The deal signed on November 21 by Hu Jintao and Russian Defense Minister Sergey Shoygu calls for the sale of 24 Su-35 fighters valued at $1.5 billion, as well as an unspecified number of 117S (Saturn NPO’s Al-41F-1S) turbofan engines.
This agreement to sell to China Russia’s most advanced export fighter jet suggests that Moscow has overcome reservations about the copyright infringement that had caused it to suspend sales of key weapons systems and components to China in 2010. One of those components is believed to be the arresting mechanism used for landing fighter jets on aircraft carriers, causing a delay in the deployment of the Liaoning, China’s first aircraft carrier, while China developed its own mechanism.
The breach between the two nations began in March of 2010 when Russia accused China of having violated a licensing agreement by building knockoffs of the Sukhoi-27 fighter as the J11-B — a plane described by one military analyst as “simply a Russian design stuffed with local electronics.”
China had acquired the plane’s blueprints and specs in 1995 when it agreed to buy 200 kits to assemble the plane in China under license. But in 2004, after 100 of the planes had been built, China cancelled the contract for the remaining 100 kits claiming the plane no longer met the PLA Air Force’s new performance requirements.
That cancellation was followed by China’s efforts to sell the J-11B fighter jets to other nations, directly competing with Russia’s own armament export industry. Currently versions of the J-11B continue to be built at the Shenyang Aircraft Corporation (SAC) which had once assembled the Su-27K kits.
Military technical cooperation between China and Russia has had a checkered history since it began in 1949 with the founding of the PRC. In the ensuing decade the Soviet Union provided China with the blueprints for tanks, missiles, bombers, submarines and destroyers. The 1960 breach in Soviet-Chinese relations triggered a series of border conflicts and ended the military cooperation. But Chinese engineers continued to reverse engineer Soviet-era weapons. The HN-5 portable air-defense system, based on the Soviet SA-7A missile, was sold by China to Vietnam, Pakistan and Afghanistan, among other nations. Afghan mujahadeen used them to devastating effect against Russian planes during the 1980s.
Cooperation resumed after the collapse of the Soviet Union in 1991, mainly because Russia was in dire needed of export revenues and the arms industry was the only one competitive with the west. During this era China was able to acquire more sophisticated Russian arms with which to upgrade its Cold-War era weapons.

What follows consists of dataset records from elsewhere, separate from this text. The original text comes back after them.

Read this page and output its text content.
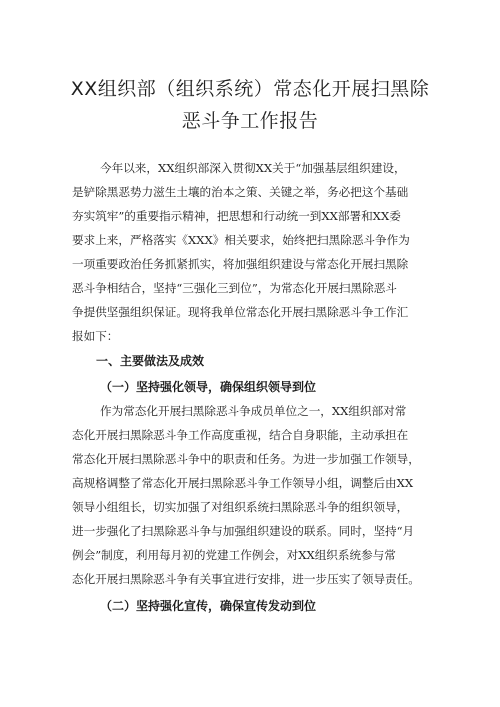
XX组织部（组织系统）常态化开展扫黑除
恶斗争工作报告
今年以来，XX组织部深入贯彻XX关于“加强基层组织建设，
是铲除黑恶势力滋生土壤的治本之策、关键之举，务必把这个基础
夯实筑牢”的重要指示精神，把思想和行动统一到XX部署和XX委
要求上来，严格落实《XXX》相关要求，始终把扫黑除恶斗争作为
一项重要政治任务抓紧抓实，将加强组织建设与常态化开展扫黑除
恶斗争相结合，坚持“三强化三到位”，为常态化开展扫黑除恶斗
争提供坚强组织保证。现将我单位常态化开展扫黑除恶斗争工作汇
报如下：
一、主要做法及成效
（一）坚持强化领导，确保组织领导到位
作为常态化开展扫黑除恶斗争成员单位之一，XX组织部对常
态化开展扫黑除恶斗争工作高度重视，结合自身职能，主动承担在
常态化开展扫黑除恶斗争中的职责和任务。为进一步加强工作领导，
高规格调整了常态化开展扫黑除恶斗争工作领导小组，调整后由XX
领导小组组长，切实加强了对组织系统扫黑除恶斗争的组织领导，
进一步强化了扫黑除恶斗争与加强组织建设的联系。同时，坚持“月
例会”制度，利用每月初的党建工作例会，对XX组织系统参与常
态化开展扫黑除恶斗争有关事宜进行安排，进一步压实了领导责任。
（二）坚持强化宣传，确保宣传发动到位
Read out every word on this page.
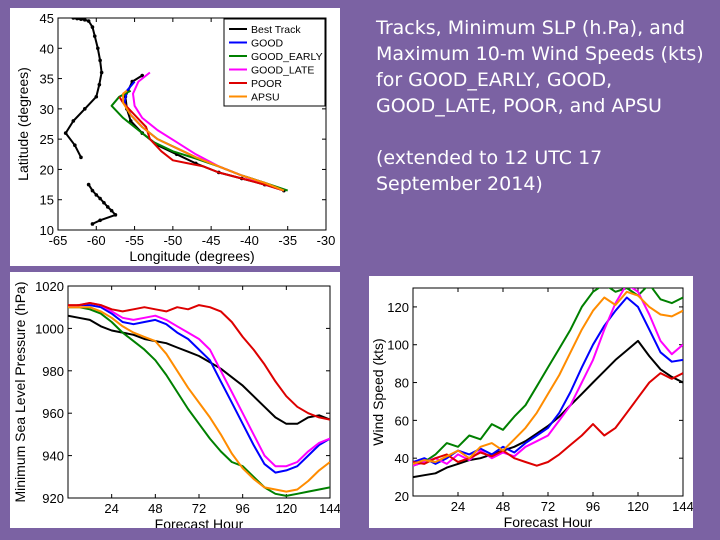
-65 -60 -55 -50 -45 -40 -35 -30
10
15
20
25
30
35
40
45
Longitude (degrees)
Latitude (degrees)
Best Track
GOOD
GOOD_EARLY
GOOD_LATE
POOR
APSU
24 48 72 96 120 144
920
940
960
980
1000
1020
Forecast Hour
Minimum Sea Level Pressure (hPa)
24 48 72 96 120 144
20
40
60
80
100
120
Forecast Hour
Wind Speed (kts)

Tracks, Minimum SLP (h.Pa), and Maximum 10-m Wind Speeds (kts) for GOOD_EARLY, GOOD, GOOD_LATE, POOR, and APSU

(extended to 12 UTC 17 September 2014)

By the late 1990s China was able to make cheaper versions of Russian weapons systems and build its own thriving arms-export industry. Cost advantages allowed China to outcompete Russia with most third-world arms clients. Among the knockoffs were the J-11 and J-15 based on the the Russian Su-27 and Su-33. Hundreds of Russian engineers found lucrative employment in helping China develop homegrown versions of Russian technology.
The rapid progress of China’s arms industry put Russia in a quandry. Continuing to deny is more advanced weapons system to China would risk alienating an increasingly rich and powerful neighbor who would in any event catch up within a decade. If it resumed selling the weapons, it would help strengthen a potential military rival and accelerate the erosion of its arms export market.
The fact that sales of its advanced weaponry to China is resuming suggests that Moscow has concluded that strengthening cooperation with Beijing will provide more economic and political benefit than trying to preserve its dwindling arms technology lead.